A prickly sensation drew his gaze to the mirror. He wasn’t surprised to see a black SUV hovering ten car lengths behind him.
He was being followed.
Son-of-a . . . He was not in the mood for this. Or maybe he was.
He turned off onto a narrow road that snaked through the woods to the Scarlet River. Two wooden tables occupied a picnic area near the water. A trail opened off the clearing. Mac parked his bike in plain sight and jogged twenty feet down the trail. Then he looped around through the underbrush and picked a spot at the bend in the road, right where a driver would see his parked Harley.
Mac waited behind the fat trunk of an oak tree.
The SUV came around the bend and slowed to a crawl, as if the driver was deciding whether or not to follow. If he was smart, he’d turn around.
The vehicle stopped exactly where Mac predicted. Only one figure was visible through the windshield. The man got out. As soon as he closed the vehicle door, Mac launched himself at his midsection and tackled him. They rolled in the damp earth. The man was thin and wiry and squirmed out from under Mac. Jumping to his feet with the speed of youth, the man whipped out a switchblade.

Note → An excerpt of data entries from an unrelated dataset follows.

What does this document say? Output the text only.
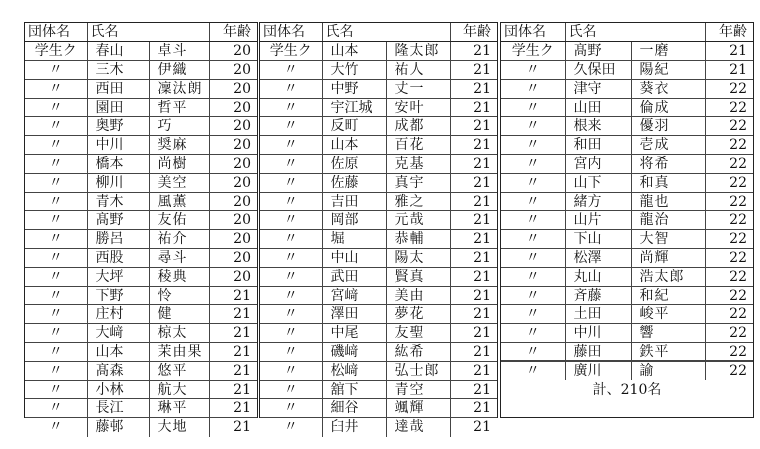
団体名	氏名		年齢
学生ク	春山	卓斗	20
〃	三木	伊織	20
〃	西田	凜汰朗	20
〃	園田	哲平	20
〃	奥野	巧	20
〃	中川	奨麻	20
〃	橋本	尚樹	20
〃	柳川	美空	20
〃	青木	風薫	20
〃	髙野	友佑	20
〃	勝呂	祐介	20
〃	西股	尋斗	20
〃	大坪	稜典	20
〃	下野	怜	21
〃	庄村	健	21
〃	大﨑	椋太	21
〃	山本	茉由果	21
〃	髙森	悠平	21
〃	小林	航大	21
〃	長江	琳平	21
〃	藤邨	大地	21
団体名	氏名		年齢
学生ク	山本	隆太郎	21
〃	大竹	祐人	21
〃	中野	丈一	21
〃	宇江城	安叶	21
〃	反町	成都	21
〃	山本	百花	21
〃	佐原	克基	21
〃	佐藤	真宇	21
〃	吉田	雅之	21
〃	岡部	元哉	21
〃	堀	恭輔	21
〃	中山	陽太	21
〃	武田	賢真	21
〃	宮﨑	美由	21
〃	澤田	夢花	21
〃	中尾	友聖	21
〃	磯﨑	紘希	21
〃	松﨑	弘士郎	21
〃	舘下	青空	21
〃	細谷	颯輝	21
〃	臼井	達哉	21
団体名	氏名		年齢
学生ク	髙野	一磨	21
〃	久保田	陽紀	21
〃	津守	葵衣	22
〃	山田	倫成	22
〃	根来	優羽	22
〃	和田	壱成	22
〃	宮内	将希	22
〃	山下	和真	22
〃	緒方	龍也	22
〃	山片	龍治	22
〃	下山	大智	22
〃	松澤	尚輝	22
〃	丸山	浩太郎	22
〃	斉藤	和紀	22
〃	土田	峻平	22
〃	中川	響	22
〃	藤田	鉄平	22
〃	廣川	諭	22
計、210名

“Oh, you want to play with knives?” Mac pulled his father’s KA-BAR from its sheath on his ankle. The KA-BAR was more than a knife. It was a jungle survival tool that could chop wood, slash through foliage, and still maintain an edge sharp enough to slice ripe tomatoes. That flimsy, folding blade was a butter knife in comparison.
Mac lifted his gaze from the weapon to the man’s face and got his first good look at him. The man was just a kid.
He was beyond thin, nearly gaunt. The sallowness of his skin and the hollows in his cheeks marked a lifetime of poor nutrition. Silver hoops pierced his ears, nose, and one eyebrow. Shaggy jet-black hair hung in points across his forehead like a Japanese anime character. From behind the thick fringe, insolence shone from stubborn dark eyes. His gaze dropped to the KA-BAR. He licked his lips and shifted his weight, uncertainty crossing his face.
“Drop the knife. I don’t want to kill you.”